Update in February 2016: Upon hiring the same Porsche again in Melbourne, I realised that the GPS has some strong limitations. It was essentially useless. To be fair, in my first review, I knew where I was going. I didn’t challenge the GPS like I did in Melbourne when we didn’t know where to go. Also, the touch screen seemed good in my first review, but still lags behind the Volvo XC60 and Audi Q7 I reviewed later last year.
As it was the hottest day of the year (until being surpassed by the following day), the heated seats were off limits but the air conditioning played its part to keep us from sticking to the seats. Even the adjustability in the standard seats would knock off any other rental car you will find.
It’s German. There is what you need, and nothing you don’t.
For the sake of completeness of this review, let me comment on the interior design for a brief moment. The quality of the materials matches the newer Mercedes-Benz classes and you are seated in a way (low and close to the steering wheel) that connects you to the soul of the car. But I have to stop here because there are more words to describe the exterior of this car.
Honestly, I’ve never really resonated with the Porsche brand. I’ve always heard good things about them, but the shape never appealed to my need for strong, aggressive lines. When I saw the Cayman that was mine — for 24 hours anyway — I experienced the ecstasy that comes from owning something that you’re proud to call your own. Although I had no desire to own a Porsche, the new option to rent one for a day gave me great pleasure as I grinned from ear-to-ear each time I approached with keys in my hand.

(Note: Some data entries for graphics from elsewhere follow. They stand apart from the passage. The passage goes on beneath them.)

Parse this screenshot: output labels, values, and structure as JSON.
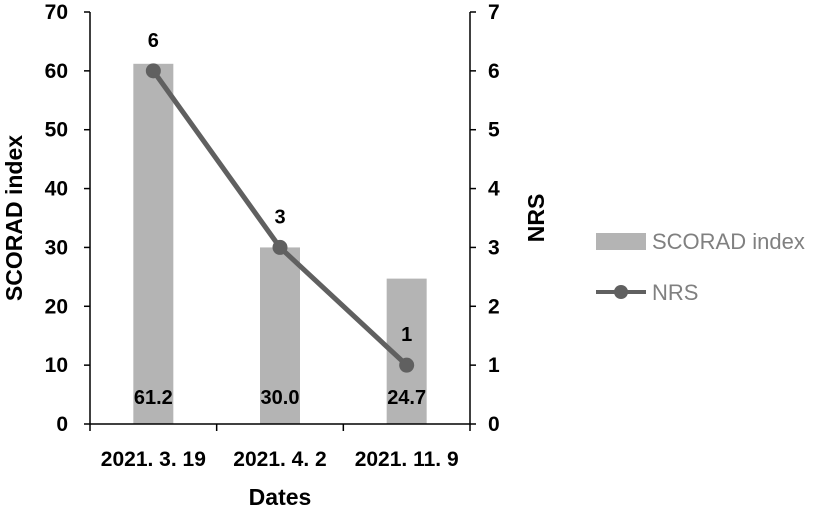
{
  "chart_data": {
    "type": "bar",
    "categories": [
      "2021. 3. 19",
      "2021. 4. 2",
      "2021. 11. 9"
    ],
    "series": [
      {
        "name": "SCORAD index",
        "type": "bar",
        "axis": "left",
        "values": [
          61.2,
          30.0,
          24.7
        ],
        "data_labels": [
          "61.2",
          "30.0",
          "24.7"
        ],
        "color": "#b4b4b4"
      },
      {
        "name": "NRS",
        "type": "line",
        "axis": "right",
        "values": [
          6,
          3,
          1
        ],
        "data_labels": [
          "6",
          "3",
          "1"
        ],
        "color": "#606060"
      }
    ],
    "xlabel": "Dates",
    "ylabel": "SCORAD index",
    "y2label": "NRS",
    "ylim": [
      0,
      70
    ],
    "y2lim": [
      0,
      7
    ],
    "yticks": [
      "0",
      "10",
      "20",
      "30",
      "40",
      "50",
      "60",
      "70"
    ],
    "y2ticks": [
      "0",
      "1",
      "2",
      "3",
      "4",
      "5",
      "6",
      "7"
    ],
    "grid": false,
    "legend_position": "right"
  }
}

In my review of the Europcar Mercedes-Benz SLK-200, I commented that it was an incredibly sexy car. And that’s kind of true. In my mind, Mercedes-Benz AMG designs some of the most sought-after cars that enchant anyone who captures a glance (or hears them). The SLK-200 wasn’t exactly AMG-material but it was still lust-worthy to drive.
The type of sex-appeal that the Porsche Cayman brings to the party is a bit different. It’s definitely more show-ie and that’s unfortunately going to cost you sneers and backchat when you live in Australia. Yet, it will turn more heads – not just for the looks, but also the sound. Non-turbo, flat six and a brilliant exhaust note.
Nineteen from twenty people won’t know that it’s the most underpowered sports car you could buy for $120k. You’ll find young hoons willing to race you off the line. Don’t do it. Preserve the dream for those watching — those who can appreciate beauty and dream that one day it might be their chance to hire out a Cayman for a day.
Closing thoughts on my Hertz Porsche hire experience
It was not much more than a year ago where the only option to rent out a Porsche was from rental companies like Superfleet Sydney (now in liquidation) who was found guilty of taking $15,000 deposits and return them five months later.
Australia has been plagued with dishonest sports car rental companies, leading to an overwhelming anxiety and despair for European car enthusiasts. Hertz entering the lightweight supercar arena in Australia is huge deal.
Given the increasing demand for prestige, luxury and sports cars, I hope that experiences like I had with my Cayman become commonplace as part of the driving experience menu within this country.
Do yourself a favour and ditch buying something you don’t need for the chance to take out the Hertz Porsche Cayman for a day or two. You’ll be surprised, but won’t regret it.